Она увидела, что Чика дрожащими руками наполняет из миски шприц.

— Мне…

— Тебе уколы прописали?

— Иди отсюда! — рявкнул Чика. — Слав, убери эту ДУРУ!

Он закатал рукав, и Катя увидела расплывшиеся от кисти до локтя кровоподтеки.

— У тебя диабет?

— Диабет, диабет, — буркнул Чика.

— Катька, иди сюда! — позвала ее толстая Маруха. — Мы уже разложили.

Катя вернулась в комнату.

Девчонки сидели прямо на полу, раскинув шестиконечным крестом самодельные карты.

Их рисовала по памяти Катя на кусочках картона от Димкиной коробки.

Первый аркан — Маг…

Тринадцатый — Смерть…

Может быть, внутри она что-то и перепутала, переставила номера арканов, но ведь какое значение карте дашь — это она и предскажет.

Девчонки иногда жили в коммуне неделями, а иногда пропадали… Отъедались и отсыпались под родительским надзором. Возвращались тогда они чистенькие, отмытые, с ясным взором и свежими личиками…

Вот такие, как сейчас. И пили не водку, а пивко, посасывая кусочки вяленой воблы.

Когда они были такими примерными девочками, с ними можно было нормально общаться. Катя даже не злилась, что Юлька и Ирка домогались Диму, она сама тогда вела себя не лучше…

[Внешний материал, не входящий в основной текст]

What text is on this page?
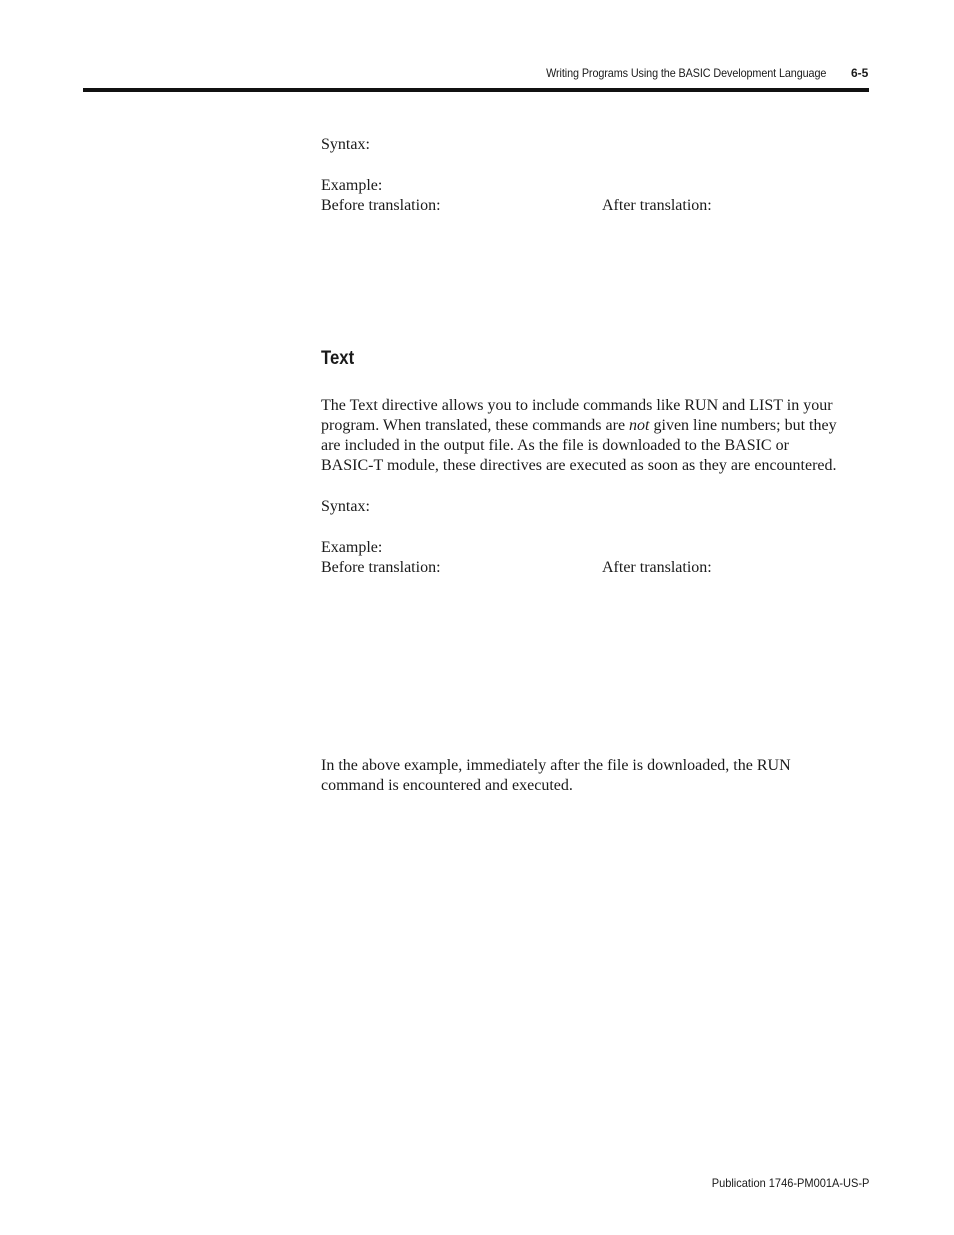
Writing Programs Using the BASIC Development Language 6-5
Syntax:
Example:
Before translation:	After translation:
Text
The Text directive allows you to include commands like RUN and LIST in your
program. When translated, these commands are not given line numbers; but they
are included in the output file. As the file is downloaded to the BASIC or
BASIC-T module, these directives are executed as soon as they are encountered.
Syntax:
Example:
Before translation:	After translation:
In the above example, immediately after the file is downloaded, the RUN
command is encountered and executed.
Publication 1746-PM001A-US-P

С того памятного дня Дима следил, чтоб она не пила много. Да Катя и не хотела, помня о том, как страшно раскалывалась голова и как она едва не умерла, превратившись в черную точку.

От нечего делать она смастерила себе карты Таро. Узнав, что Катя умеет гадать, девчонки тут же пристали с просьбами открыть будущее.

Катя смотрела на разложенные мальтийским крестом карты.

Прошлое и будущее Марухи собрали все худшие арканы, и Катя не знала, как трактовать их, чтоб не обидеть толстуху.

— А под сердцем у тебя — дитя… — сказала наконец она.

Юлька захохотала:

— Беременная, что ль? То-то я гляжу, у нее брюхо аж свисает!

— Нет… Это не в физическом смысле, — пояснила Катя. — Это в душе. Как самая страшная тайна…

Маруха помрачнела:

— Дальше давай.

— Нет, что там с дитем? Нам интересно! — пискнула Ирка.

— Ну у бабки в деревне она, — нехотя буркнула Маруха. — Что пристали? Дочка у меня.

— Ух ты! — Юлька восторженно уставилась на Катю. — Ты это по картам вызнала? А мне кинь, что матуха моя задумала? Грозится из квартиры выписать…

— Не лезь поперед батьки в пекло, — ткнула ее в бок Маруха. — Мне еще не закончили.